I learnt a lot during my break, including the importance of meditation, self-introspection and being satisfied with less rather than more.

I think that lawyers, by nature, are incredibly driven. This can be a blessing and a curse. From law school, we are taught that we need to be impermeable. That we need to be strong, confident, perfect. So we put on this façade, and it’s really hard to break through that, to admit difficulties or struggles.

We forget we are human, with lives and families and friends outside of work that we have human obligations to. It is crucial to step back – and say, it’s OK to be human – and to be kind to yourself. I think that one of the biggest challenges that lawyers in private law firms face is the number of hours that they are expected to work to achieve their billable targets.

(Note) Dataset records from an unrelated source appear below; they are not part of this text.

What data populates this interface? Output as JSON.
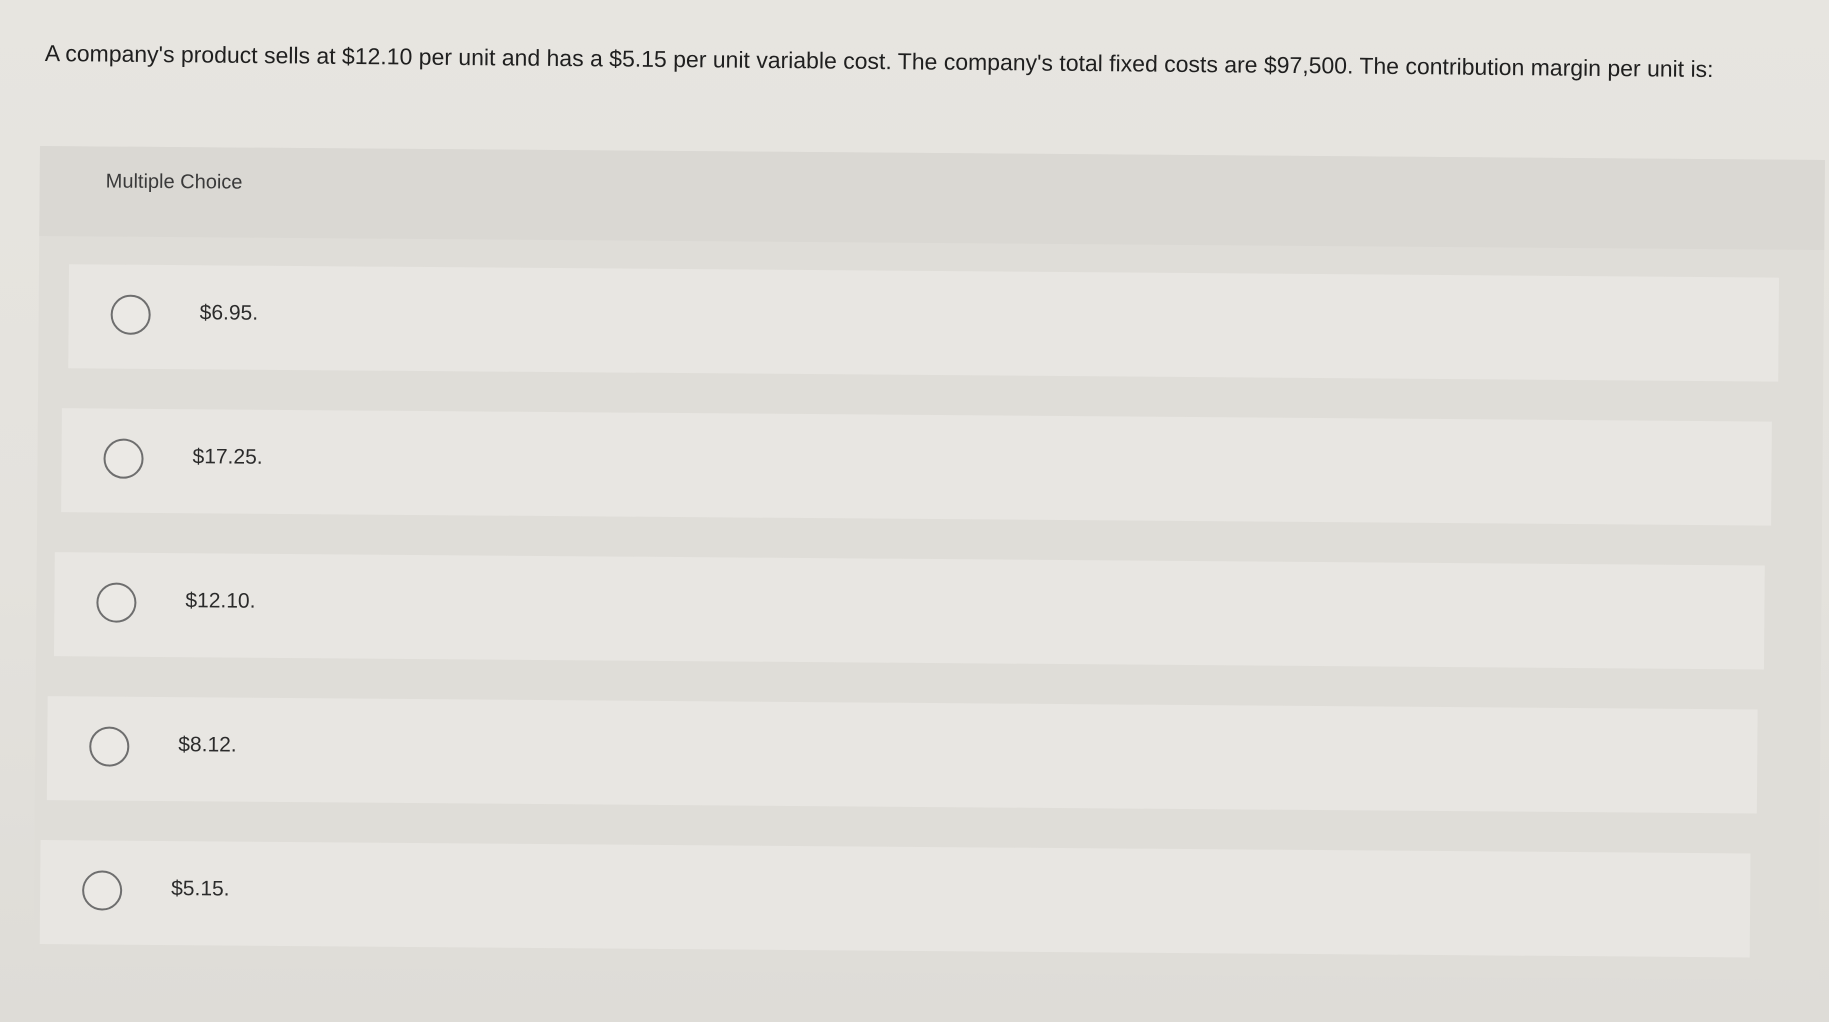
{
  "question": {
    "text": "A company's product sells at $12.10 per unit and has a $5.15 per unit variable cost. The company's total fixed costs are $97,500. The contribution margin per unit is:"
  },
  "panel": {
    "label": "Multiple Choice"
  },
  "options": [
    {
      "label": "$6.95."
    },
    {
      "label": "$17.25."
    },
    {
      "label": "$12.10."
    },
    {
      "label": "$8.12."
    },
    {
      "label": "$5.15."
    }
  ]
}
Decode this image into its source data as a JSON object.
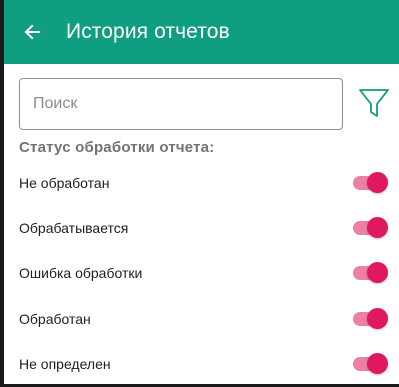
{
  "app_bar": {
    "title": "История отчетов",
    "back_icon": "arrow-left-icon",
    "background": "#0f9e80"
  },
  "search": {
    "placeholder": "Поиск",
    "value": "",
    "filter_icon": "funnel-icon"
  },
  "status_filter": {
    "header": "Статус обработки отчета:",
    "items": [
      {
        "label": "Не обработан",
        "enabled": true
      },
      {
        "label": "Обрабатывается",
        "enabled": true
      },
      {
        "label": "Ошибка обработки",
        "enabled": true
      },
      {
        "label": "Обработан",
        "enabled": true
      },
      {
        "label": "Не определен",
        "enabled": true
      }
    ]
  },
  "colors": {
    "toggle_thumb": "#e0185f",
    "toggle_track": "#ee7fa6",
    "accent_icon": "#0f9e80"
  }
}
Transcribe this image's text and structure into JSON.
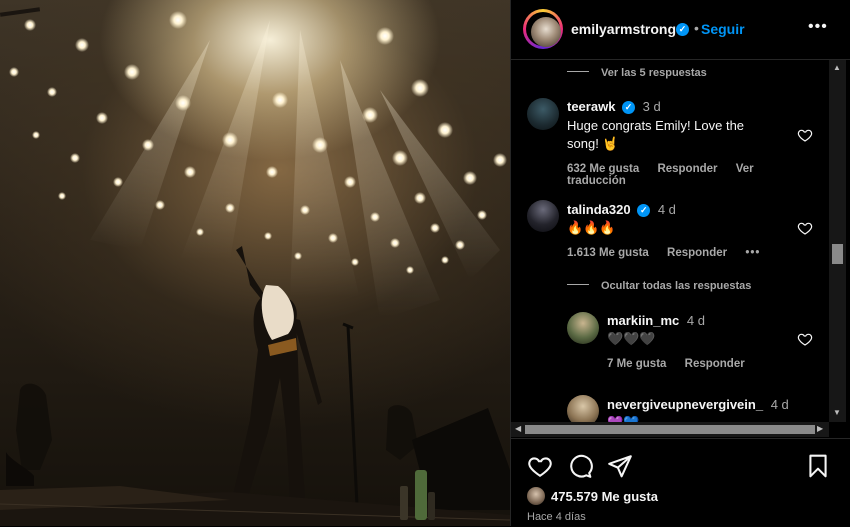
{
  "post": {
    "author": "emilyarmstrong",
    "verified_mark": "✓",
    "separator": "•",
    "follow_label": "Seguir",
    "more_label": "•••",
    "likes_label": "475.579 Me gusta",
    "time_ago": "Hace 4 días"
  },
  "comments": {
    "view_replies_1": "Ver las 5 respuestas",
    "items": [
      {
        "user": "teerawk",
        "time": "3 d",
        "text_line1": "Huge congrats Emily! Love the",
        "text_line2": "song! 🤘",
        "likes": "632 Me gusta",
        "reply": "Responder",
        "translate": "Ver traducción"
      },
      {
        "user": "talinda320",
        "time": "4 d",
        "text_line1": "🔥🔥🔥",
        "likes": "1.613 Me gusta",
        "reply": "Responder",
        "more": "•••"
      }
    ],
    "hide_replies": "Ocultar todas las respuestas",
    "replies": [
      {
        "user": "markiin_mc",
        "time": "4 d",
        "text_line1": "🖤🖤🖤",
        "likes": "7 Me gusta",
        "reply": "Responder"
      },
      {
        "user": "nevergiveupnevergivein_",
        "time": "4 d",
        "text_line1": "💜💙"
      }
    ]
  },
  "icons": {
    "like": "heart-icon",
    "comment": "comment-icon",
    "share": "send-icon",
    "save": "bookmark-icon"
  },
  "colors": {
    "accent": "#0095f6",
    "secondary_text": "#a8a8a8",
    "background": "#000000"
  }
}
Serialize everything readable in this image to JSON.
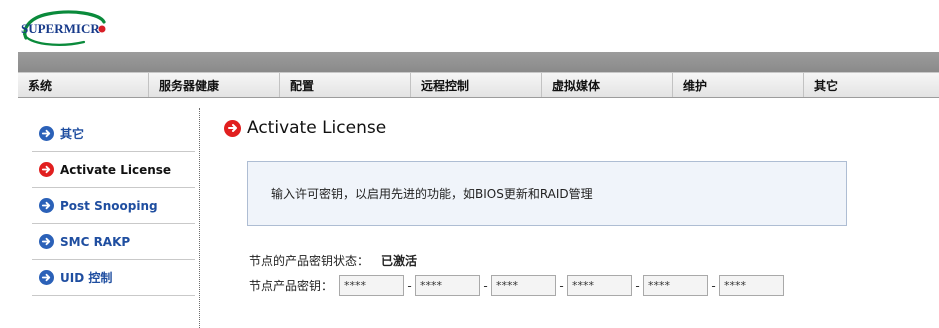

It is not difficult to see why mental health issues plague the profession as a consequence.

Again, I have a great hope that this will change over time with better technology in the mix and greater pressure to move away from the billable-hour to fixed fees.

After my travels, I returned to Melbourne with the intention of finding work with a social purpose. I was selective about my options and turned down a number of offers from recruiters to work in other law firms.

I had a number of interviews for legal roles with the Victorian Government and quite a number of rejections.

I had completely underestimated how competitive it was applying for government roles, even with a number of years of legal practice under my belt. It was an eye-opening experience. Up to this point, I hadn’t encountered too many rejections. It was humbling, and as weird as it sounds, refreshing. I felt that it was character building to accept rejections, to learn from them and to remain persistent.

Again, I believe that things have a way of working out in the end, if you are persistent (and with a bit of luck). I decided to apply for a role as a Judge’s Associate at the Supreme Court of Victoria. I was keeping my expectations low, given the number of government interviews I had gone to by that point which did not translate into an actual role. This time, the pieces fell perfectly into place.

Being a Judge’s Associate is a role like no other.

It is an incredible opportunity to learn from the best legal minds in the country. It is a particularly good move for those who aspire to become a barrister.

The Supreme Court of Victoria is a beautiful and historical building. The library, which is well-worth a visit, is open to the public. I am again on a steep learning curve and enjoying every moment of it. Most of all, I love the aspect of knowing that my work is in furtherance of a greater purpose – to serve the people of Victoria in achieving better justice outcomes, rather than solely about a financial bottom-line.

I don’t regret any of the jobs I’ve done so far.

They have been extremely valuable experiences, both in terms of gaining knowledge of law and the industry, as well as learning more about myself. Life can’t always be too easy, and it’s good to go through tough times to grow and develop. I’m grateful to be on the journey that I’m on now.